Dans les années 1950, quelque 1.200 de ces petites habitations ont été construites dans plusieurs quartiers de Dakar pour contrer une pénurie de logements après la Seconde Guerre mondiale. Elles ont été bâties en aspergeant de béton projeté un ballon géant, ensuite dégonflé.
Rangée après rangée, ces dômes de couleur claire qui pouvaient être construits en 48 heures, ont rapidement émergé du sol sahélien brunâtre.
Imaginées par un architecte américain, puis lancées par les autorités coloniales françaises, ces constructions destinées aux populations sénégalaises de Dakar ont reçu un accueil mitigé: les familles sénégalaises, traditionnellement nombreuses et multigénérationnelles, s'y sont rapidement senties à l'étroit.
Mais les terrains sur lesquelles elles ont été construites ont rapidement pris de la valeur, suscitant une grande convoitise. Aujourd'hui, seule une centaine de ces habitations a survécu, les autres ayant succombé à l'urbanisation galopante de Dakar.
- "c'est sentimental" -
Sans sociétés historiques ou architecturales pour les préserver, les petits igloos n'ont pour principaux protecteurs que leurs derniers habitants.
"Quand j'étais petite, nous n'avions que les (maisons-)ballons" dans ce quartier Zone B, raconte Marième Ndiaye, qui y a grandi et y vit toujours.
"Nous sommes en train de détruire les ballons, de les transformer", déplore cette retraitée de 65 ans, dont la maison-bulle est restée intacte, alors que ses jeunes frères voulaient la raser et construire autre chose. "Pour moi, c'est sentimental", confie-t-elle.
Les raisons poussant leur habitants à préserver les maisons-bulles sont variées, explique l'architecte dakaroise Carole Diop à l'AFP. Mais "malheureusement, de nombreuses familles qui en avaient les moyens ont fini par démolir leur ballon pour construire un immeuble".
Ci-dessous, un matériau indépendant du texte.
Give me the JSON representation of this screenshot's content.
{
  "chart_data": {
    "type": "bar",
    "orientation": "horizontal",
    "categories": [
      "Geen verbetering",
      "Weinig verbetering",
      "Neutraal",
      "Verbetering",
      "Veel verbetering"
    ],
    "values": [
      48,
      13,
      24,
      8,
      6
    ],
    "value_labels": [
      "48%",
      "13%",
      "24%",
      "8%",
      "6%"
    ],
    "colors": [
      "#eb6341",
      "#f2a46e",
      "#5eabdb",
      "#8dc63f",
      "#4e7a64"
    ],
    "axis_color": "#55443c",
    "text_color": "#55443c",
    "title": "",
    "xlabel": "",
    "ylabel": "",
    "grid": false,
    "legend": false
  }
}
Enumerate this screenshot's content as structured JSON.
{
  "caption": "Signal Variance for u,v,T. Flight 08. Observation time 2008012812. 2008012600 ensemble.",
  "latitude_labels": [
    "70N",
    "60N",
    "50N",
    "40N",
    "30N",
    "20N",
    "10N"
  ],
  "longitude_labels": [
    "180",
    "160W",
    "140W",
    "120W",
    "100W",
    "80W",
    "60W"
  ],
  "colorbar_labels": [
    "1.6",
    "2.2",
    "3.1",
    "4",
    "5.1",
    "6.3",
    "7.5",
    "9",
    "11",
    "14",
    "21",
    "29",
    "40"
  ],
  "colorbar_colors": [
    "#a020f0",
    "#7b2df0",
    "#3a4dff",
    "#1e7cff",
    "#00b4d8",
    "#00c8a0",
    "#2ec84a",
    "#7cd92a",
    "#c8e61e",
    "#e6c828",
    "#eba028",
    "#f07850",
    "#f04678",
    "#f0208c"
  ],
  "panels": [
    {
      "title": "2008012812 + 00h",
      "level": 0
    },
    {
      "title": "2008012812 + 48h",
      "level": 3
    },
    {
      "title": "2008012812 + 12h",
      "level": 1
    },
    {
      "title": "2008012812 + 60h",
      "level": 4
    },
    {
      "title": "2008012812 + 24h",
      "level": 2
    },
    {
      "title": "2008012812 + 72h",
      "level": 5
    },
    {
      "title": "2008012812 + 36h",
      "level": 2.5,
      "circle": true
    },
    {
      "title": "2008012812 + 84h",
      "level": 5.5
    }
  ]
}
Beaucoup des maisons-ballons survivantes ont été modifiées afin de mieux correspondre aux besoins des foyers sénégalais.
Avec un diamètre moyen de seulement six mètres, une maison-bulle standard comme celle de Mme Ndiaye comprenait une chambre, un salon et une salle de bain, selon Carole Diop.
En les construisant, les autorités coloniales françaises n'ont pas tenu compte de la taille d'une famille sénégalaise traditionnelle, souligne l'architecte, et "de nombreuses familles se sont adaptées et ont trouvé des moyens de répondre à leur besoin d'espace", notamment en bâtissant des extensions.
La maison-bulle de Marième Ndiaye, achetée par son père dans les années 1950, est aujourd'hui incorporée dans un grand complexe familial où elle vit avec une demi-douzaines de proches couvrant plusieurs générations. La maison-bulle se trouve au milieu de la cour carrée du complexe, où d'autres pièces ont été aménagées le long des murs d'enceinte.
- "quelque chose d'extraordinaire" -
Même si les maisons-ballons peuvent devenir chaudes lorsqu'elles sont exposées directement au soleil, malgré la présence d'un évent sur le toit pour évacuer l'air chaud, Mme Ndiaye assure, elle, que la sienne est confortable.
A 10 minutes de marche de là, Sekouna Yansane a récemment construit une grande maison à côté de la maison-bulle achetée par son père dans les années 1950. Il a incorporé le dôme au vaste bâtiment, en faisant une pièce qui forme une protubérance sur un côté.
En tant qu'artiste, il répugnait à laisser la petite construction aux mains des promoteurs immobiliers.
"Je trouve ça très atypique, je l'adore", s'exclame l'homme de 65 ans, "ça me rappelle quand je suis allé en Mongolie, les yourtes".
Ses voisins immédiats, par contre, ont rasé leur ballon. "Pourquoi les détruire? Ce sont des choses que nous devrions garder", estime M. Yansane, pour qui une bonne maison a toujours "du caractère".
L'architecte américain Wallace Neff, qui a inventé les maisons-bulles, est surtout connu pour ses constructions de style colonial espagnol et les résidences qu'il a conçues pour des stars hollywoodiennes comme Judy Garland et Groucho Marx. Mais il estimait que la maison-bulle était sa plus grande contribution à l'architecture.
"Au rythme auquel la ville se densifie et évolue, je pense que malheureusement dans 100 ans, il n’y aura plus de ballons", estime Carole Diop lorsqu'on l'interroge à ce sujet.
Sekouna Yansane, lui, espère qu'elles survivront: auquel cas, "ce sera quelque chose d'extraordinaire".